Here is a summary of my Weight Watchers meeting on January 26, 2010.
We eat when we are hungry. We eat when we are happy. We eat when we are sad. We eat when we are bored.
This week’s topic was to try to learn and be able to identify the differences between physical hunger and emotional hunger.
The Eight Traits of Emotional Hunger
Emotional and physical hunger can feel identical, unless you’ve learned to identify their distinguishing characteristics. The next time you feel voraciously hungry, look for these signals that your appetite may be based on emotions rather than true physical need. This awareness may head off an emotional overeating episode.
Source: Virtue, Doreen. Constant Craving A-Z. (Carlsbad, CA: Hay House, 1999).
1. Is sudden. One minute you’re not thinking about food, the next minute you’re starving. Your hunger goes from 0-60 within a short period of time.
2. Is for a specific food. Your cravings are for one specific type of food, such as chocolate, pasta, or a cheeseburger. With emotional eating, you feel you need to eat that particular food. No substitute will do!
3. Is "above the neck." An emotionally based craving begins in the mouth and mind. Your mouth wants to taste that pizza or chocolate doughnut. Your mind whirls with thoughts about your desired food.
4. Is urgent. Emotional hunger urges you to eat NOW to instantly ease emotional pain with food.
5. Is paired with an upsetting emotion. Your boss yelled at you. Your child is in trouble at school. Your spouse is in a bad mood. Emotional hunger occurs in conjunction with an upsetting situation.
6. Involves automatic or absent-minded eating. Emotional eating can feel as if someone else’s hand is scooping up the ice cream and putting it into your mouth ("automatic eating"). You may not notice that you’ve eaten a bag of cookies (absent-minded eating).
7. Does not notice or stop eating, in response to fullness. Emotional overeating stems from a desire to cover up painful feelings. The person stuffs herself to deaden her troubling emotions and will eat second and third helpings, even though her stomach may hurt from over-fullness.
8. Feels guilty about eating. The paradox of emotional over eating is that the person eats to feel better and ends up berating herself for eating cookies, cakes, or cheeseburgers. She promises atonements to herself ("I'll start my diet tomorrow.")
1. Is gradual. Your stomach rumbles. One hour later, it growls. Physical hunger gives you steadily progressive clues that it’s time to eat.
2. Is open to different foods. With physical hunger, you may have food preferences, but they are flexible. You are open to alternative choices.
3. Is based in the stomach. Physical hunger is recognizable by stomach sensations. You feel gnawing, rumbling, emptiness, and even pain in your stomach with physical hunger.
4. Is patient. Physical hunger would prefer that you ate soon, but doesn’t command you to eat at that instant.
5. Occurs out of physical need. Physical hunger occurs because it has been four or five hours since your last meal. You may experience light-headedness or low energy if overly hungry.

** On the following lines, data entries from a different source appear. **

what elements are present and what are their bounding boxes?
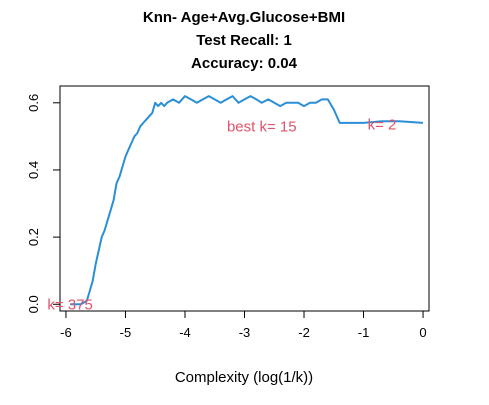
y-axis: 0.0 0.2 0.4 0.6: [26, 94, 60, 313]
x-tick-label: 0: [419, 325, 426, 340]
chart-title-line-2: Test Recall: 1: [196, 32, 292, 49]
y-tick-label: 0.0: [26, 295, 41, 313]
y-tick-label: 0.6: [26, 94, 41, 112]
chart-title: Knn- Age+Avg.Glucose+BMI Test Recall: 1 …: [143, 9, 345, 72]
x-tick-label: -1: [358, 325, 370, 340]
annotation-label: k= 375: [47, 296, 92, 313]
series-layer: [70, 95, 424, 306]
annotation-label: best k= 15: [227, 118, 297, 135]
series-line: [70, 95, 424, 306]
x-tick-label: -2: [298, 325, 310, 340]
x-axis: -6 -5 -4 -3 -2 -1 0: [60, 311, 427, 340]
x-tick-label: -3: [239, 325, 251, 340]
x-axis-label: Complexity (log(1/k)): [175, 369, 313, 386]
y-tick-label: 0.2: [26, 228, 41, 246]
y-tick-label: 0.4: [26, 161, 41, 179]
x-tick-label: -6: [60, 325, 72, 340]
x-tick-label: -5: [120, 325, 132, 340]
annotation-label: k= 2: [368, 117, 397, 134]
annotation-layer: k= 375 best k= 15 k= 2: [47, 117, 396, 314]
chart-title-line-3: Accuracy: 0.04: [191, 55, 298, 72]
chart-title-line-1: Knn- Age+Avg.Glucose+BMI: [143, 9, 345, 26]
x-tick-label: -4: [179, 325, 191, 340]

6. Involves deliberate choices and awareness of the eating. With physical hunger, you are aware of the food on your fork, in your mouth, and in your stomach. You consciously choose whether to eat half your sandwich or the whole thing.

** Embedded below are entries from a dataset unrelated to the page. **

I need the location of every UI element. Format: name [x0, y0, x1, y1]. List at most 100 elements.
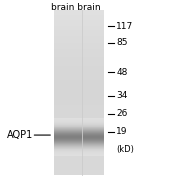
Bar: [54, 18, 104, 19]
Bar: [54, 36, 104, 37]
Bar: [54, 119, 104, 120]
Bar: [54, 72, 104, 73]
Bar: [54, 141, 104, 142]
Bar: [54, 76, 104, 77]
Bar: [54, 15, 104, 16]
Bar: [54, 148, 104, 149]
Bar: [54, 42, 104, 43]
Bar: [54, 82, 104, 83]
Bar: [54, 118, 104, 119]
Bar: [54, 174, 104, 175]
Bar: [54, 132, 104, 133]
Bar: [54, 168, 104, 169]
Bar: [54, 122, 104, 123]
Bar: [54, 120, 104, 121]
Bar: [54, 117, 104, 118]
Bar: [54, 104, 104, 105]
Bar: [54, 133, 104, 134]
Text: AQP1: AQP1: [7, 130, 33, 140]
Bar: [54, 105, 104, 106]
Bar: [54, 138, 104, 139]
Bar: [54, 58, 104, 59]
Bar: [54, 29, 104, 30]
Bar: [54, 66, 104, 67]
Bar: [54, 35, 104, 36]
Bar: [54, 113, 104, 114]
Bar: [54, 12, 104, 13]
Bar: [54, 118, 104, 119]
Bar: [54, 147, 104, 148]
Bar: [54, 27, 104, 28]
Bar: [54, 163, 104, 164]
Bar: [54, 20, 104, 21]
Text: 117: 117: [116, 22, 133, 31]
Bar: [54, 50, 104, 51]
Bar: [54, 153, 104, 154]
Text: brain brain: brain brain: [51, 3, 100, 12]
Bar: [54, 126, 104, 127]
Bar: [54, 139, 104, 140]
Bar: [54, 149, 104, 150]
Bar: [54, 131, 104, 132]
Bar: [54, 85, 104, 86]
Bar: [54, 132, 104, 133]
Bar: [54, 152, 104, 153]
Bar: [54, 135, 104, 136]
Bar: [54, 112, 104, 113]
Bar: [54, 17, 104, 18]
Bar: [54, 121, 104, 122]
Bar: [54, 130, 104, 131]
Bar: [54, 33, 104, 34]
Bar: [54, 164, 104, 165]
Bar: [54, 92, 104, 93]
Bar: [54, 63, 104, 64]
Bar: [54, 146, 104, 147]
Bar: [54, 129, 104, 130]
Bar: [54, 87, 104, 88]
Bar: [54, 103, 104, 104]
Bar: [54, 88, 104, 89]
Bar: [54, 55, 104, 56]
Bar: [54, 34, 104, 35]
Bar: [54, 100, 104, 101]
Bar: [54, 157, 104, 158]
Bar: [54, 137, 104, 138]
Bar: [54, 83, 104, 84]
Bar: [54, 110, 104, 111]
Bar: [54, 106, 104, 107]
Bar: [54, 40, 104, 41]
Bar: [54, 97, 104, 98]
Bar: [54, 98, 104, 99]
Bar: [54, 73, 104, 74]
Bar: [54, 47, 104, 48]
Bar: [54, 57, 104, 58]
Bar: [54, 140, 104, 141]
Bar: [54, 60, 104, 61]
Bar: [54, 153, 104, 154]
Bar: [54, 142, 104, 143]
Bar: [54, 68, 104, 69]
Bar: [54, 127, 104, 128]
Bar: [54, 61, 104, 62]
Bar: [54, 38, 104, 39]
Bar: [54, 62, 104, 63]
Bar: [54, 120, 104, 121]
Bar: [54, 137, 104, 138]
Bar: [54, 49, 104, 50]
Bar: [54, 143, 104, 144]
Bar: [54, 90, 104, 91]
Bar: [54, 28, 104, 29]
Bar: [54, 169, 104, 170]
Bar: [54, 136, 104, 137]
Bar: [54, 109, 104, 110]
Bar: [54, 133, 104, 134]
Bar: [54, 74, 104, 75]
Bar: [54, 53, 104, 54]
Bar: [54, 69, 104, 70]
Bar: [54, 45, 104, 46]
Bar: [54, 89, 104, 90]
Bar: [54, 146, 104, 147]
Bar: [54, 65, 104, 66]
Bar: [54, 43, 104, 44]
Bar: [54, 121, 104, 122]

7. Stops when full. Physical hunger stems from a desire to fuel and nourish the body. As soon as that intention is fulfilled, the person stops eating.
8. Realizes eating is necessary. When the intent behind eating is based in physical hunger, there¹s no guilt or shame. The person realizes that eating, like breathing oxygen, is a necessary behavior.
Once you have determined which kind of hunger it is you have to set a plan. If you are physically hungry you need to eat. Try to prevent just grabbing anything by planning ahead. Make yourself a secret stash in your car, desk, purse etc. That way you know exactly how many points you are using. You never know when hunger will strike!
If it’s emotional hunger what are you going to do? Come up with a plan to help distract your mind from your emotions. One technique is to always keep your hands busy. Get moving and distract yourself from your thoughts!